Urbino

Urbino

GESCHICHTE

Urbino erhebt sich auf zwei Hügeln (451 Meter über dem Meeresspiegel) inmitten der Flusstäler von Metauro und Foglia und hat ein wundervolles Panorama über grüne Hügel und imposante Berge. Die nur etwa einen Quadratkilometer große Altstadt, die fast vollständig aus Backstein errichtet wurde, ist von befestigten Mauern umgeben. Das rautenförmige Zentrum wird durch zwei, fast senkrechte Wegachsen - Via Mazzini und Via Cesare Battisti in der einen- und Via Raffaello und Via Veneto in der anderen Richtung - aufgeteilt, die am Hauptplatz (Piazza della Repubblica), dem beliebtesten Treffpunkt von Studenten und Einwohnern, zusammenlaufen. Das Gemeindegebiet umfasst verschiedene, nur ein paar hundert Meter von der Altstadt entfernte Viertel (Piansevero, Mazzaferro usw.) und viele verschiedene, zum Teil auch kilometerweit entfernte Vororte (Trasanni, Gadana, Schieti, Canavaccio usw.), die alle mit öffentlichen Verkehrsmitteln problemlos erreichbar sind.
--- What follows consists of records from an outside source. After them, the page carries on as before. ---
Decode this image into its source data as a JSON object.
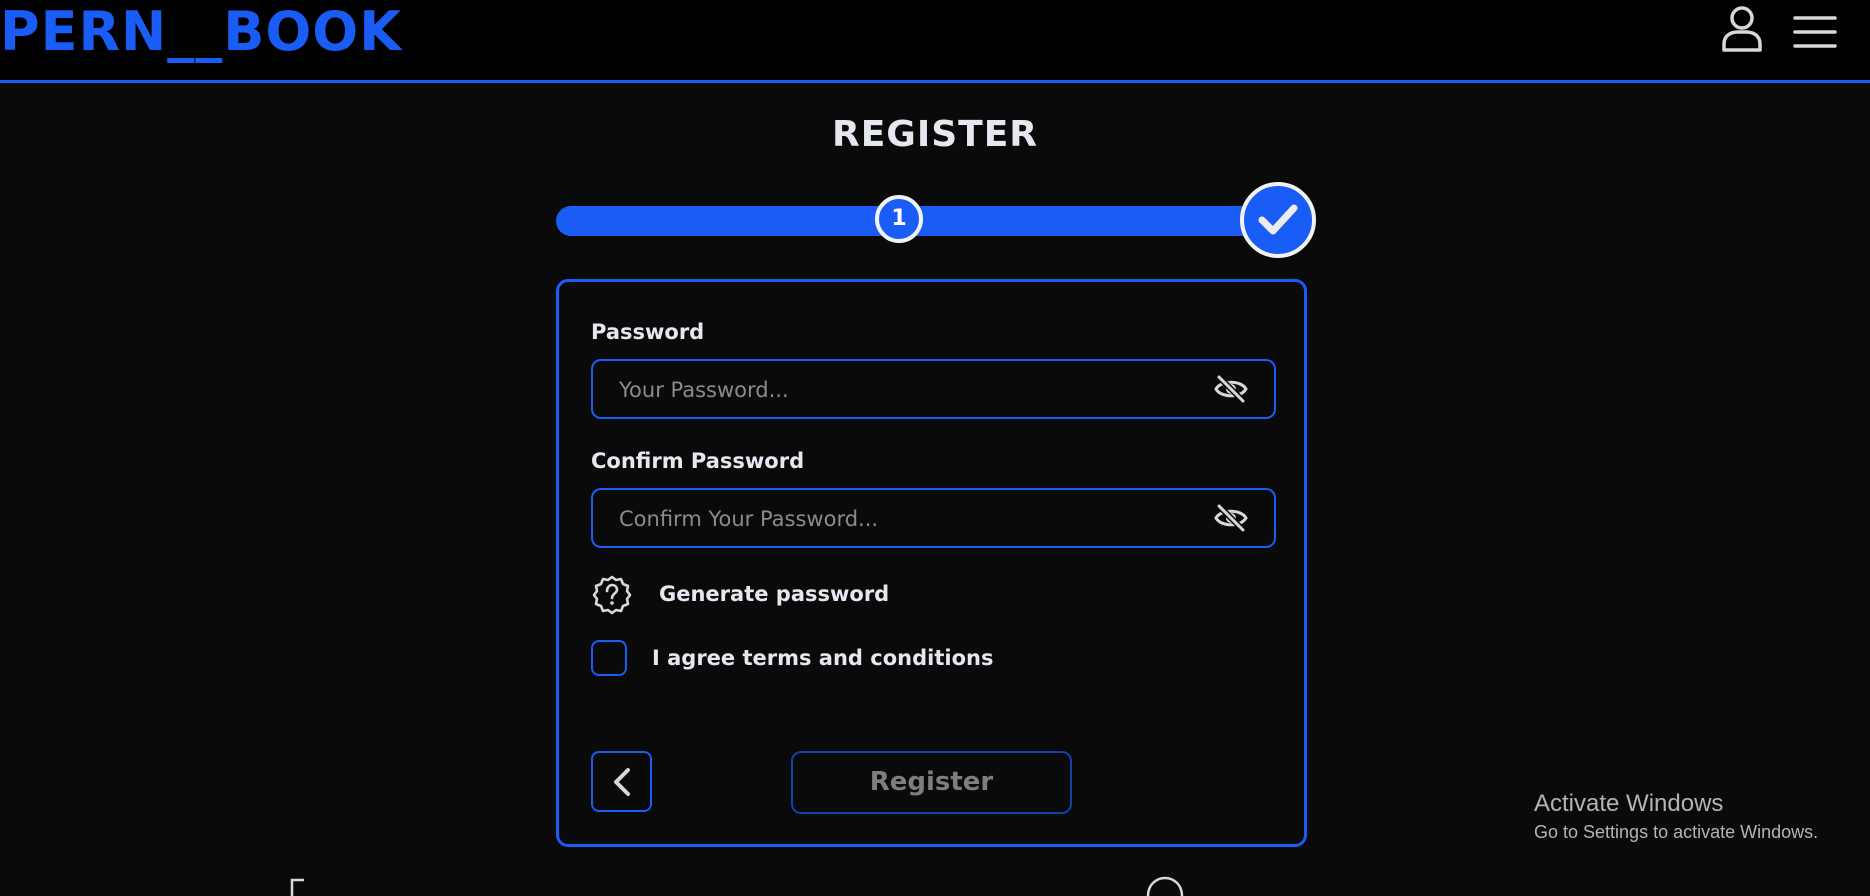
{
  "header": {
    "logo": "PERN__BOOK",
    "user_icon": "user-icon",
    "menu_icon": "hamburger-menu-icon"
  },
  "page": {
    "title": "REGISTER"
  },
  "stepper": {
    "step_label": "1",
    "done_icon": "check-icon"
  },
  "form": {
    "password_label": "Password",
    "password_placeholder": "Your Password...",
    "confirm_label": "Confirm Password",
    "confirm_placeholder": "Confirm Your Password...",
    "visibility_icon": "eye-off-icon",
    "generate_label": "Generate password",
    "generate_icon": "question-badge-icon",
    "agree_label": "I agree terms and conditions",
    "agree_checked": false,
    "back_icon": "chevron-left-icon",
    "register_label": "Register"
  },
  "watermark": {
    "title": "Activate Windows",
    "subtitle": "Go to Settings to activate Windows."
  },
  "colors": {
    "accent": "#1a5cf6",
    "background": "#0a0a0b",
    "text": "#e6e8f0"
  }
}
Die Stadt mit 18.000 Einwohnern erstreckt sich über ein Gebiet von insgesamt 227,9 Kilometern.

Urbino ist eine Stadt antiken Ursprungs: Der Name Urvinum stammt wahrscheinlich von dem lateinischen Wort „urvus“ („urvum“ ist der gebogene Griff eines Pfluges). Zu den wichtigsten Söhnen der Stadt gehört zweifellos Guido il Vecchio, der berühmte ungestüme Ghibelliner, den Dante Alighieri im XXVII. Gesang der Hölle trifft:
„Ich war Soldat und später Franziskaner
Und glaubte, mit dem Stricke abzubüßen.
.....Vom Mutterleibe, waren meine Werke
Nicht eines Löwen, nein, des Fuchses würdig.“

Erst um das Jahr 1375 gelingt es Antonio Da Montefeltro, einem der wichtigsten Soldaten und Politiker der zweiten Hälfte des XIV. Jahrhunderts, der besonders geschickt Uneinigkeiten und kritische Situationen sowie die Rivalität anderer für sich auszunützen verstand, sich in das politische Geschehens Italiens einzumischen. Im Jahre 1376 verbündet er sich mit Florenz und Mailand und schließt freundschaftliche Bande mit Gian Galeazzo Visconti. Dank seiner wachsenden Macht, erkennt ihm Papst Bonifazius VIII. im Jahre 1390 alle seine Besitztümer an. Diese Situation wirkt sich positiv auf die Stadt aus, die sich von den Verwirrungen durch die ständigen Kämpfe erholen kann und kulturell und architektonisch wieder aufersteht. Zur vollen Blüte gelangt Urbino schließlich unter der Herrschaft von Montefeltros Enkel Federico, dem man auch den Herzogspalast – die heutige Universität – und die ersten Kontakte mit der kulturellen Welt zu verdanken hat.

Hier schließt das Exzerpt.